In respect of `specified tax', section 203(3) of the Finance Act, 2016
states that the declarant before opting for the said Scheme has to
withdraw his pending appeal or writ petition. It also states that in
a case where the declarant has initiated or given notice for
proceeding of arbitration, conciliation or mediation, he shall
withdraw such notice or claim prior to filing of the declaration
under the Scheme. The Scheme nowhere speaks of withdrawal of
any appeal or proceeding by the revenue. Hence, the question of
withdrawal of appeal by the revenue owing to opting of the
Scheme by the assessee in some other year(s) on a similar issue
does not arise.
Question No.4: Can the tax payments under the Scheme be allowed to be made in
instalments, as granted under IDS, 2016?
Answer: Since, the date of making payment under the Scheme is provided
in Section 204 of the Finance Act, 2016 itself, the tax payments
under the Scheme cannot be allowed to be made in instalments.
Question No.5: Whether an assessee is eligible to make a declaration in respect of
`specified tax' where a dispute was pending as on 29.02.2016 in
form of a reference made by AO before the Committee constituted
by CBDT on 28.08.2014 under section 119 of the Act, but the final
order determining the `specified tax' thereon was passed after
29.02.2016, and the appeal/writ/arbitration/conciliation/
mediation etc. in respect of the same was filed before
commencement of the Scheme i.e. 01.06.2016?

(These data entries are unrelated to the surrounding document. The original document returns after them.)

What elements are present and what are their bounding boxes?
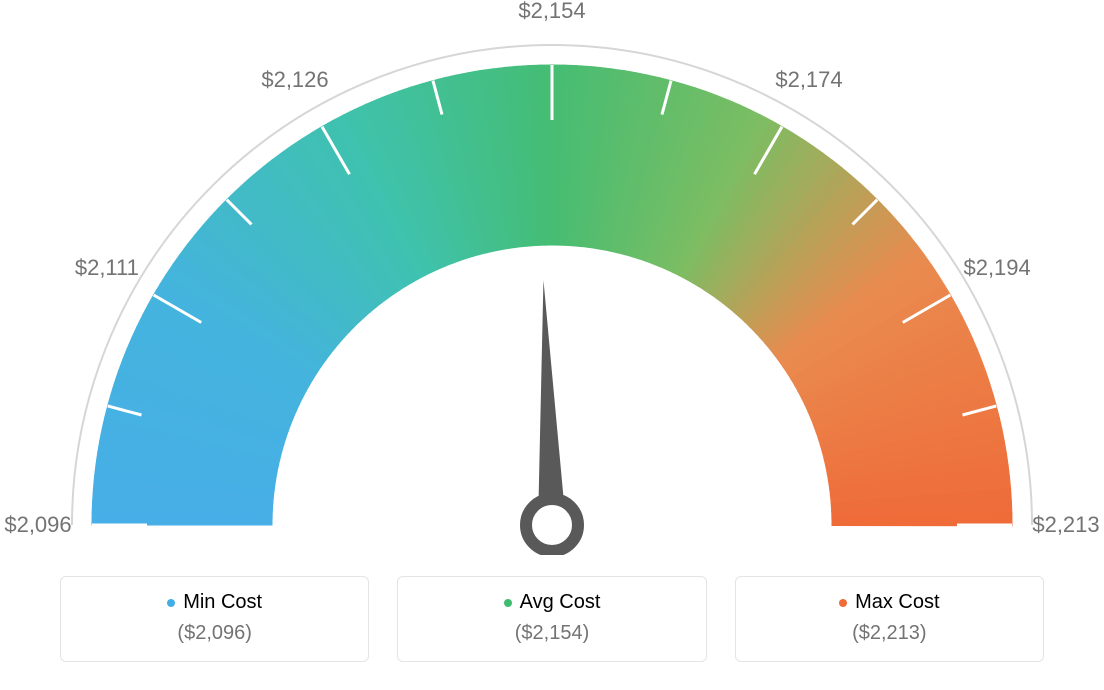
gauge-tick-label: $2,096 [4,512,71,538]
legend-card-avg: Avg Cost ($2,154) [397,576,706,662]
legend-dot-max [839,599,847,607]
gauge-chart: $2,096 $2,111 $2,126 $2,154 $2,174 $2,194 $2,2… [0,0,1104,555]
legend-card-min: Min Cost ($2,096) [60,576,369,662]
gauge-tick-label: $2,126 [261,67,328,93]
legend-value-min: ($2,096) [71,622,358,645]
gauge-tick-label: $2,194 [963,255,1030,281]
legend-dot-min [167,599,175,607]
legend-title-min: Min Cost [183,591,262,614]
legend-card-max: Max Cost ($2,213) [735,576,1044,662]
legend-value-max: ($2,213) [746,622,1033,645]
legend-title-avg: Avg Cost [520,591,601,614]
gauge-tick-label: $2,213 [1032,512,1099,538]
gauge-tick-label: $2,111 [75,255,139,281]
legend-row: Min Cost ($2,096) Avg Cost ($2,154) Max … [60,576,1044,662]
gauge-tick-label: $2,174 [775,67,842,93]
gauge-tick-label: $2,154 [518,0,585,24]
legend-value-avg: ($2,154) [408,622,695,645]
legend-dot-avg [504,599,512,607]
legend-title-max: Max Cost [855,591,939,614]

Answer: As per the provisions of the Scheme, a declarant may make a
declaration in respect of a `specified tax' for which a dispute was
pending as on 29.02.2016. The term `dispute pending as on
29.02.2016' refers to the tax determined under the Income-tax Act
or the Wealth-tax Act which has been disputed by the assessee. In
the above referred case, the specified tax has been determined by
AO after 29.02.2016; hence the question of dispute pending in
respect of such tax as on 29.02.2016 does not arise. Therefore, the
assessee in the present case is not eligible to avail the Scheme.
Question No.6: Whether a penalty order under section 271C or 271CA of the
Income-tax Act for which an appeal is pending with CIT(Appeals)
is covered under the Scheme?
Answer: As per the Scheme, `tax arrear' in case of penalty is linked to the
total income finally determined. Since, penalty order under section
271C or 271CA is not linked to the assessment proceedings, such
orders are not covered under the Scheme.
Question No.7: Whether the cases in which, consequent upon search, assessments
have been completed under section 143(3) of the Act shall be
eligible to avail the Scheme?
Answer: As the search cases are not eligible for the Scheme, an assessment
made consequent to search under section 143(3) read with section
153B of the Act is not eligible to avail the Scheme.
Question No.8: Clause(5) of section 203 of the Finance Act, 2016, refers to deemed
revival of `consequences' under the Income-tax Act or the Wealth-
tax Act, as the case may be, under which proceedings against the
declarant are or were pending. There is no explicit reference to
deemed revival of `proceedings'. Please clarify?
Answer: Clause (5) of section 203 provides that in a case where the
conditions specified therein are not fulfilled, it shall be presumed
as if the declaration was never made under the Scheme; therefore,
in case of rejection of declaration, the proceedings pending against
the assessee before issuance of certificate under 204(1) shall stand
revived.
(Dr. T.S. Mapwal)
Under Secretary to the Government of India
Copy to:
1. The Chairperson, Members and all other officers in CBDT of the rank of Under
Secretary and above.
2. All Pr. Chief Commissioners/ Pr. Director General of Income-tax with a request to
circulate amongst all officers in their regions/ charges.
3. Pr. DGIT (Systems)/ Pr. DGIT (Vigilance)/ Pr. DGIT (Admn.)/ Pr. DG (NADT)/ Pr.
DGIT (L&R).
4. CIT (M&TP), CBDT.
5. Web manager for posting on the departmental website.